Within four months, I changed my name and gender on everything except my birth certificate and health insurance. Why? First, birth certificates fall under the jurisdiction of the state in which they are issued. I was born in Louisiana – a state with demanding requirements. And I intentionally chose not to change the gender marker on my health insurance. I was afraid that my health insurance company would see the creator of the “M” gender and use it to justify denying the operation I needed to feel like myself: a double mastectomy.
The uncertain future
There are prerequisites before every step of the journey that I and so many others have undertaken. Letters from therapists and primary care providers, social expectations to be met, and discussions of known and unknown long-term implications of transition.
During my first consultations to start testosterone, I was advised to request a hysterectomy within five years. High doses of testosterone will stop menstruationamong many others other effects. In 2014, the belief was that without a period to get rid of the inner lining, the buildup could lead to an increased risk of endometrial cancer. Since then, research has shown it is “a theoretical risk”— and currently, a hysterectomy to prevent endometrial cancer is not recommended.
In 2019, I suffered a total hysterectomy with bilateral oophorectomy and salpingectomy. They removed my uterus, cervix, ovaries and fallopian tubes. My surgical report revealed that my reproductive system was decorative, my organs were useless. Worse still, they were causing me pain and the estrogen produced by my ovaries was affecting me physically, emotionally and mentally.

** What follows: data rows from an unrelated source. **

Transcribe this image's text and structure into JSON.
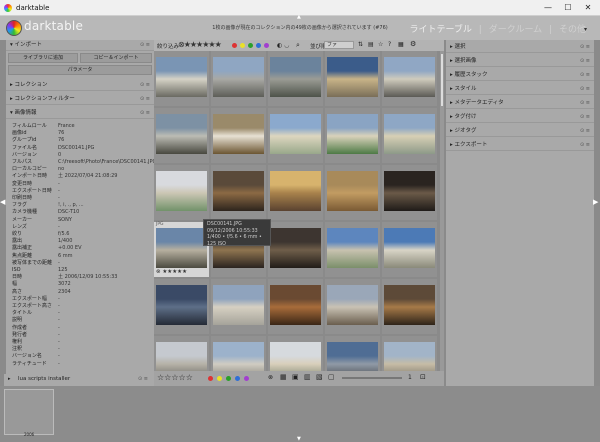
{
  "window": {
    "title": "darktable",
    "minimize": "—",
    "maximize": "☐",
    "close": "✕"
  },
  "header": {
    "brand": "darktable",
    "collection_text": "1枚の画像が現在のコレクション内の49枚の画像から選択されています (#76)",
    "views": {
      "lighttable": "ライトテーブル",
      "sep1": "|",
      "darkroom": "ダークルーム",
      "sep2": "|",
      "other": "その他"
    },
    "menu": "▾"
  },
  "left": {
    "import": {
      "label": "インポート",
      "add_to_library": "ライブラリに追加",
      "copy_import": "コピー＆インポート",
      "params": "パラメータ"
    },
    "modules": [
      "コレクション",
      "コレクションフィルター",
      "画像情報"
    ],
    "info": [
      {
        "k": "フィルムロール",
        "v": "France"
      },
      {
        "k": "画像id",
        "v": "76"
      },
      {
        "k": "グループid",
        "v": "76"
      },
      {
        "k": "ファイル名",
        "v": "DSC00141.JPG"
      },
      {
        "k": "バージョン",
        "v": "0"
      },
      {
        "k": "フルパス",
        "v": "C:\\freesoft\\Photo\\France\\DSC00141.JPG"
      },
      {
        "k": "ローカルコピー",
        "v": "no"
      },
      {
        "k": "インポート日時",
        "v": "土 2022/07/04 21:08:29"
      },
      {
        "k": "変更日時",
        "v": "-"
      },
      {
        "k": "エクスポート日時",
        "v": "-"
      },
      {
        "k": "印刷日時",
        "v": "-"
      },
      {
        "k": "フラグ",
        "v": "!, i, ., p, ..."
      },
      {
        "k": "カメラ機種",
        "v": "DSC-T10"
      },
      {
        "k": "メーカー",
        "v": "SONY"
      },
      {
        "k": "レンズ",
        "v": "-"
      },
      {
        "k": "絞り",
        "v": "f/5.6"
      },
      {
        "k": "露出",
        "v": "1/400"
      },
      {
        "k": "露出補正",
        "v": "+0.00 EV"
      },
      {
        "k": "焦点距離",
        "v": "6 mm"
      },
      {
        "k": "被写体までの距離",
        "v": "-"
      },
      {
        "k": "ISO",
        "v": "125"
      },
      {
        "k": "日時",
        "v": "土 2006/12/09 10:55:33"
      },
      {
        "k": "幅",
        "v": "3072"
      },
      {
        "k": "高さ",
        "v": "2304"
      },
      {
        "k": "エクスポート幅",
        "v": "-"
      },
      {
        "k": "エクスポート高さ",
        "v": "-"
      },
      {
        "k": "タイトル",
        "v": "-"
      },
      {
        "k": "説明",
        "v": "-"
      },
      {
        "k": "作成者",
        "v": "-"
      },
      {
        "k": "発行者",
        "v": "-"
      },
      {
        "k": "権利",
        "v": "-"
      },
      {
        "k": "注釈",
        "v": "-"
      },
      {
        "k": "バージョン名",
        "v": "-"
      },
      {
        "k": "ラティチュード",
        "v": "-"
      }
    ],
    "lua": "lua scripts installer"
  },
  "center": {
    "sort_label": "絞り込み",
    "order_label": "並び順",
    "order_value": "ファ",
    "selected_index": 17,
    "tooltip": {
      "line1": "DSC00141.JPG",
      "line2": "09/12/2006 10:55:33",
      "line3": "1/400 • f/5.6 • 6 mm • 125 ISO"
    },
    "jpg_label": "JPG",
    "colors": [
      "#d33",
      "#e9e028",
      "#2aa02a",
      "#2f6fd6",
      "#a23fcf"
    ],
    "thumbs": [
      [
        "#7a95b4",
        "#d5d2c6",
        "#6a6a62"
      ],
      [
        "#8fa6c2",
        "#a9a9a4",
        "#5d5e58"
      ],
      [
        "#6b839c",
        "#9b9c95",
        "#4e534a"
      ],
      [
        "#3b5c8a",
        "#c8b488",
        "#7a6e58"
      ],
      [
        "#90a7c4",
        "#cfcbbd",
        "#5b5a55"
      ],
      [
        "#7d91a4",
        "#bcbcb4",
        "#48483f"
      ],
      [
        "#9a8a6a",
        "#e7e1d4",
        "#6b5532"
      ],
      [
        "#8ba9cd",
        "#ddd6bf",
        "#98a78a"
      ],
      [
        "#8aa4c3",
        "#d9d2bb",
        "#4d7a45"
      ],
      [
        "#8ea7c5",
        "#d7cfb5",
        "#8d9988"
      ],
      [
        "#d8dade",
        "#ccc6b4",
        "#72926a"
      ],
      [
        "#5a4a3a",
        "#8c6a44",
        "#2d241d"
      ],
      [
        "#d7b36d",
        "#a8824c",
        "#5a4230"
      ],
      [
        "#a88a5a",
        "#c29c62",
        "#7a5a34"
      ],
      [
        "#2a2420",
        "#6b5a48",
        "#1f1b18"
      ],
      [
        "#6a86a8",
        "#b7b0a0",
        "#4b4a40"
      ],
      [
        "#433a33",
        "#8f7550",
        "#2a231f"
      ],
      [
        "#3d3530",
        "#6f5e4a",
        "#211c18"
      ],
      [
        "#5d86be",
        "#c8c2b0",
        "#7b8f6a"
      ],
      [
        "#4c7ab6",
        "#d8d4c6",
        "#8a8a7a"
      ],
      [
        "#3a4a66",
        "#5e6f88",
        "#242a36"
      ],
      [
        "#8fa3bd",
        "#d6d0c2",
        "#a5a39a"
      ],
      [
        "#6a4a32",
        "#a86c3a",
        "#3a2616"
      ],
      [
        "#9aa7b8",
        "#c9c2b4",
        "#6a5e4e"
      ],
      [
        "#5d4a38",
        "#a67a48",
        "#2e2419"
      ],
      [
        "#c5c9cf",
        "#b6b2a8",
        "#5f5f59"
      ],
      [
        "#9cb2cb",
        "#d0ccc2",
        "#7a786e"
      ],
      [
        "#d6dade",
        "#d8cfbb",
        "#6e7a66"
      ],
      [
        "#4f6d94",
        "#909aa6",
        "#3a3c40"
      ],
      [
        "#a2b4c8",
        "#c6bca6",
        "#6f6a5e"
      ]
    ]
  },
  "right": {
    "modules": [
      "選択",
      "選択画像",
      "履歴スタック",
      "スタイル",
      "メタデータエディタ",
      "タグ付け",
      "ジオタグ",
      "エクスポート"
    ]
  },
  "bottom": {
    "stars": "☆☆☆☆☆",
    "page": "1",
    "strip_label": "2006"
  }
}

Yet despite the damage caused by PCOS and the resulting infertility, my surgeon saw nothing wrong with my organs. There was no medical necessity for the hysterectomy beyond my gender dysphoria. Ironically, I had an easier time getting my hysterectomy covered by insurance than if I were a cisgender women. In this case, an insurance company would have deemed this surgery optional and would have refused it.
I haven’t seen a gynecologist since the operation, mainly because I don’t know if I need one. I saw my surgeon, my primary care provider, my hormone provider – a transgender man himself – and others. No one seems to have a definitive answer. The research is too recent to have answers for the transgender population.
Throughout my transition, societal expectations created barriers to my care. It is possible to separate gender from health care – and we should. The current focus on gender distorts and oversimplifies the person in need of care. Healthcare providers should respect and honor the complexities of each individual instead of simplifying the care they need based on society’s gender categorization. Giving individuals the autonomy to make their own health decisions, and support once they do, is key to improving outcomes not just for transgender people, but for everyone.